Sebastian Deorowicz actively collaborates with international and Polish-based groups, e.g., from Harvard University, Stanford University, UCLA, CRG Barcelona (Spain), Friedrich Schiller University Jena (Germany), and UAM Poznań. 

Title of a talk: Ultrafast and accurate sequence alignment and clustering of viral genomes
Abstract: Viromics produces millions of viral genomes and fragments annually, overwhelming traditional sequence comparison methods. We introduce Vclust, an approach that determines average nucleotide identity by Lempel-Ziv parsing and clusters viral genomes with thresholds endorsed by authoritative viral genomics and taxonomy consortia. Vclust demonstrates superior accuracy and efficiency compared to existing tools, clustering millions of genomes in a few hours on a mid-range workstation.

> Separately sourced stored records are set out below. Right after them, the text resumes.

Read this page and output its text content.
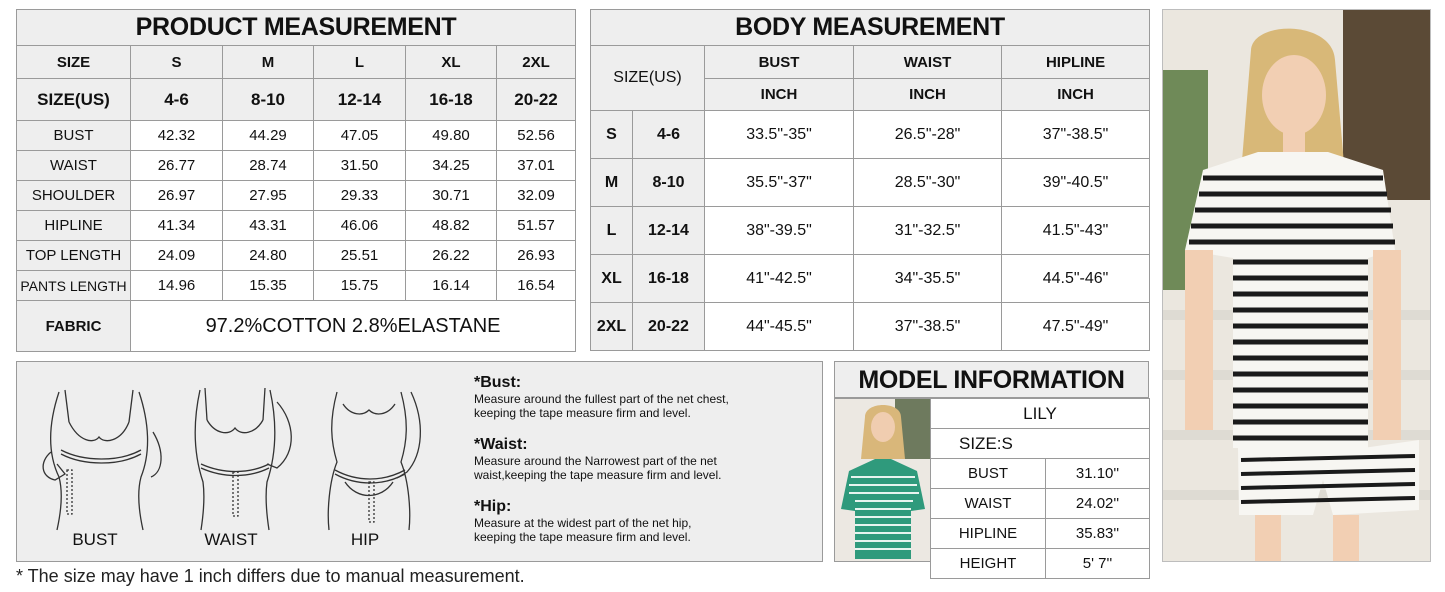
PRODUCT MEASUREMENT					
SIZE	S	M	L	XL	2XL
SIZE(US)	4-6	8-10	12-14	16-18	20-22
BUST	42.32	44.29	47.05	49.80	52.56
WAIST	26.77	28.74	31.50	34.25	37.01
SHOULDER	26.97	27.95	29.33	30.71	32.09
HIPLINE	41.34	43.31	46.06	48.82	51.57
TOP LENGTH	24.09	24.80	25.51	26.22	26.93
PANTS LENGTH	14.96	15.35	15.75	16.14	16.54
FABRIC	97.2%COTTON 2.8%ELASTANE				
BODY MEASUREMENT				
SIZE(US)		BUST	WAIST	HIPLINE
		INCH	INCH	INCH
S	4-6	33.5"-35"	26.5"-28"	37"-38.5"
M	8-10	35.5"-37"	28.5"-30"	39"-40.5"
L	12-14	38"-39.5"	31"-32.5"	41.5"-43"
XL	16-18	41"-42.5"	34"-35.5"	44.5"-46"
2XL	20-22	44"-45.5"	37"-38.5"	47.5"-49"
BUST	WAIST	HIP
*Bust:
Measure around the fullest part of the net chest,
keeping the tape measure firm and level.
*Waist:
Measure around the Narrowest part of the net
waist,keeping the tape measure firm and level.
*Hip:
Measure at the widest part of the net hip,
keeping the tape measure firm and level.
MODEL INFORMATION
LILY	
SIZE:S	
BUST	31.10''
WAIST	24.02''
HIPLINE	35.83''
HEIGHT	5' 7''
* The size may have 1 inch differs due to manual measurement.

The talk will describe the tool, which has already been published (A. Zieleziński et al., Nature Methods, 2025), and give a brief look at Vclut extensions we are currently working on.

 


Prof. Edoardo Pasolli, University of Naples Federico, Italy
Edoardo Pasolli is an Associate Professor in the Department of Agricultural Sciences at the University of Naples Federico II, Italy. His expertise lies in developing and applying computational and machine learning methods for metagenomics, with a particular emphasis on large-scale integrative analyses spanning human and food‑associated microbiomes. His research focuses on strain-level resolution, enabling precise characterization of microbial diversity and transmission across hosts and environments.
 
Title of a talk: Integrative large-scale metagenomics for strain‑level microbiome analysis
Abstract: Strain-level metagenomics is reshaping the understanding of microbial diversity and dynamics across human hosts and food environments, with significant implications for health, safety, and ecosystem monitoring. This talk presents recent methodological advances and emerging resources that support robust, large-scale, strain-resolved microbiome analysis. Key developments include machine-learning approaches tailored to metagenomic data, alongside the growing integration of foundation models within microbiome research. The session will highlight harmonized reference databases, standardized metadata frameworks, and end-to-end pipelines that encompass both read-based strain profiling and metagenomic assembly with genome-resolved reconstruction. Particular emphasis is placed on initiatives aimed at detecting, annotating, and comparing under-studied microbial species and strains across studies. Examples linking human and food microbiomes will illustrate shared microbial reservoirs, opportunities for strain tracking, and diet-associated microbial flows. The talk concludes by outlining open challenges and priorities for establishing standardized, scalable, and generalizable frameworks within a One Health context.